I’m still not sure how easy it’ll be to actually type all these characters, you may need to change your keyboard setup to Czech, under Start-Settings-Control Panel-Keyboard. However, until you learn where each of the less common characters are now, this may really screw up your ability to type.
Another option is to cut and paste each character from the website you gave. In my version of Word 97, at least, I have no problem pasting them; not sure why you’re unable with the Czech pages you’ve tried. Anyway, once you have multilanguage support installed, you can go to this page to see the code for each character. In your browser, click View-Character Set-Central European, or View-Codification-Central European, or something similar. The chart is now mislabelled, but includes all your characters.
Now, having installed your multilanguage support, and switched to Czech for your Word document (Hopefully they’ll tell you how to do that): Rather than using a Czech keyboard setup, where you really don’t know where your d’ symbol is, you can stick to the US setup. Refer to the chart on the webpage I gave and see that typing Alt-0239 produces the desired effect. Always hold the Alt key down, and type the number in on your keypad preceded by a 0.
This has been a bit long-winded, but it’s really not tough at all (although I’ll admit I haven’t installed multilanguage support).
I should’ve read your post more carefully. Thanks to Punkyova I see how the language selection works in Word. You should be able to do exactly what he/she once multilanguage support is installed.
Since the end goal is a webpage, you’ll need to be sure that when you transfer from Word to the webpage, it retains the Central European designation. I assume that it does this automatically, but always czech (sorry).
This also opens up another way to produce your webpage, even if you are unable to install multilanguage support for some reason. If you can type the document with the Western character set, e.g. using ï rather than d’, it should still work just fine. Merely add “charset=iso-8859-2” to the source code for that page or section, and the browser will know to display that Alt-0239 in the Cenrtral European rather than Western European character set. This is exactly what your Czech alphabet page did. Typing the document this way may be maddening, and I’d suggest installing multilanguage support if possible.

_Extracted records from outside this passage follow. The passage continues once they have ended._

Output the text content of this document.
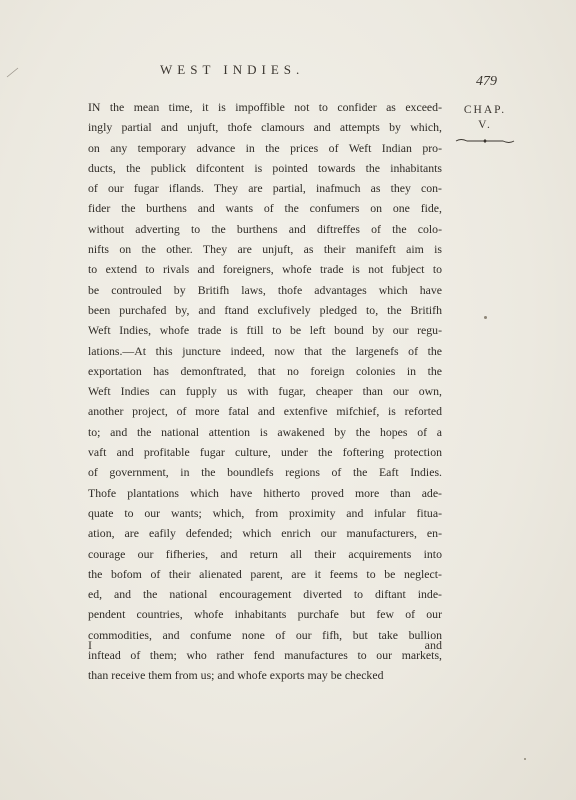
WEST INDIES.
479
CHAP.
V.
IN the mean time, it is impoffible not to confider as exceed-
ingly partial and unjuft, thofe clamours and attempts by which,
on any temporary advance in the prices of Weft Indian pro-
ducts, the publick difcontent is pointed towards the inhabitants
of our fugar iflands. They are partial, inafmuch as they con-
fider the burthens and wants of the confumers on one fide,
without adverting to the burthens and diftreffes of the colo-
nifts on the other. They are unjuft, as their manifeft aim is
to extend to rivals and foreigners, whofe trade is not fubject to
be controuled by Britifh laws, thofe advantages which have
been purchafed by, and ftand exclufively pledged to, the Britifh
Weft Indies, whofe trade is ftill to be left bound by our regu-
lations.—At this juncture indeed, now that the largenefs of the
exportation has demonftrated, that no foreign colonies in the
Weft Indies can fupply us with fugar, cheaper than our own,
another project, of more fatal and extenfive mifchief, is reforted
to; and the national attention is awakened by the hopes of a
vaft and profitable fugar culture, under the foftering protection
of government, in the boundlefs regions of the Eaft Indies.
Thofe plantations which have hitherto proved more than ade-
quate to our wants; which, from proximity and infular fitua-
ation, are eafily defended; which enrich our manufacturers, en-
courage our fifheries, and return all their acquirements into
the bofom of their alienated parent, are it feems to be neglect-
ed, and the national encouragement diverted to diftant inde-
pendent countries, whofe inhabitants purchafe but few of our
commodities, and confume none of our fifh, but take bullion
inftead of them; who rather fend manufactures to our markets,
than receive them from us; and whofe exports may be checked
I	and
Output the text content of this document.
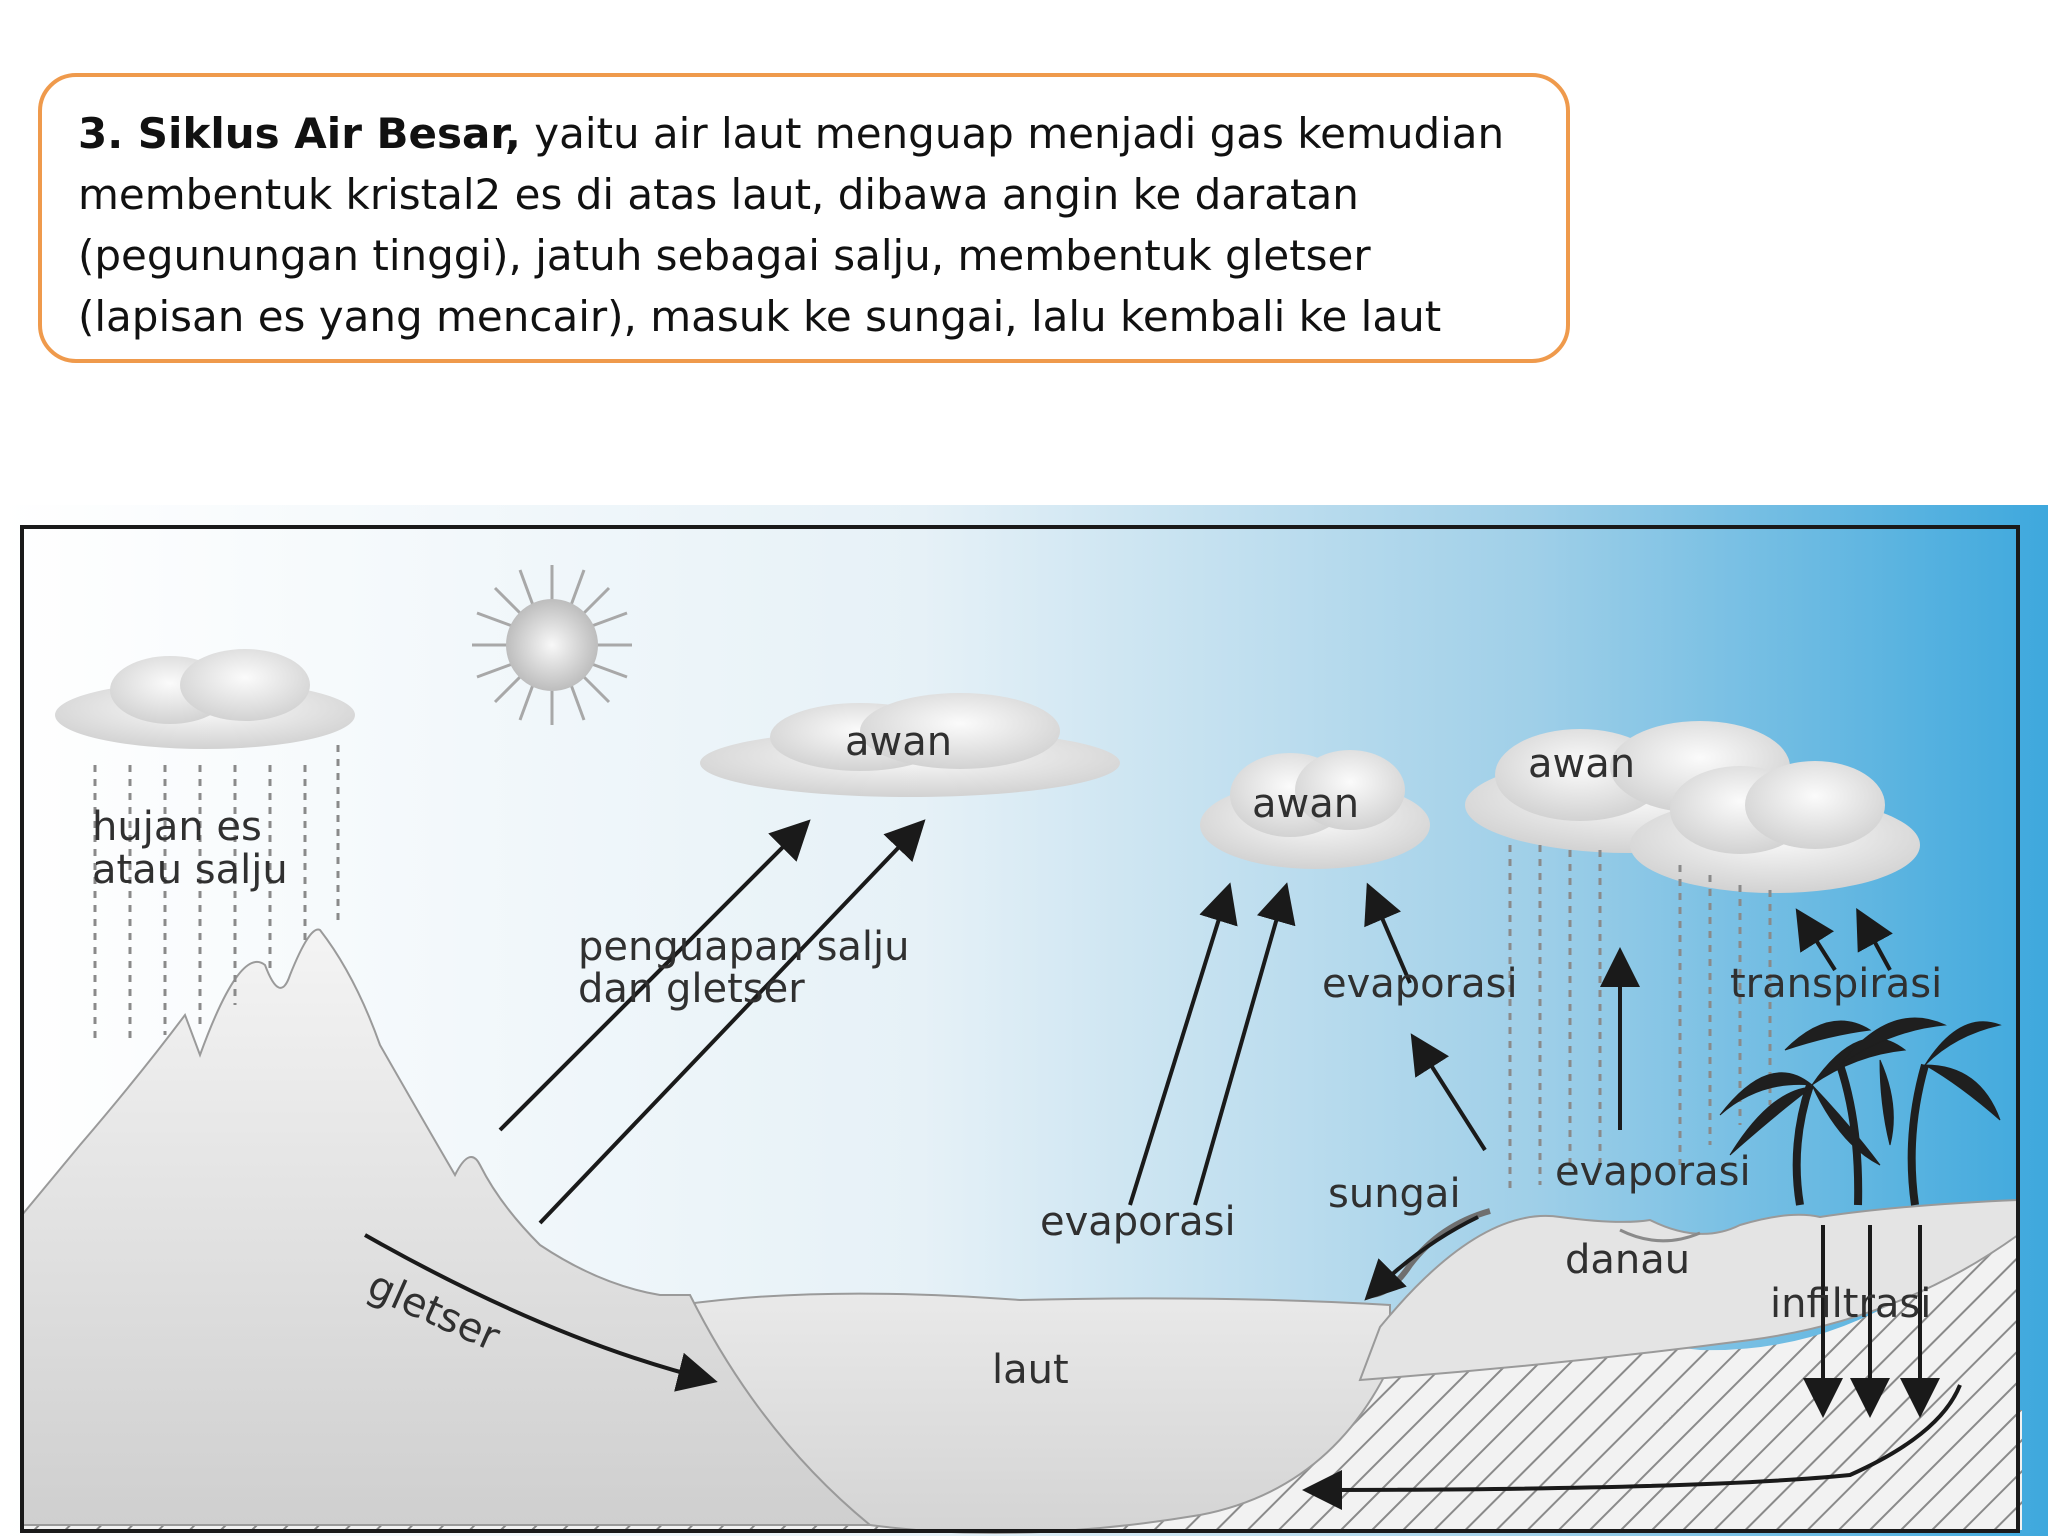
3. Siklus Air Besar, yaitu air laut menguap menjadi gas kemudian membentuk kristal2 es di atas laut, dibawa angin ke daratan (pegunungan tinggi), jatuh sebagai salju, membentuk gletser (lapisan es yang mencair), masuk ke sungai, lalu kembali ke laut
hujan es
atau salju
awan
awan
awan
penguapan salju
dan gletser
gletser
laut
evaporasi
evaporasi
evaporasi
sungai
danau
transpirasi
infiltrasi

I realise the reply to this query is a wee bit late to be of any use to the poster, but thought it might help someone else.
The only thing I can think of is the font in your document is not the right one to work with the Czech alphabet. I’m using MS Word 2003 and copied a couple of letters from the alphabet in your link and pasted them into my word document (Font is Times New Roman) and they worked fine. Try using a really common font like Arial, or Myriad Pro or Times and it may work?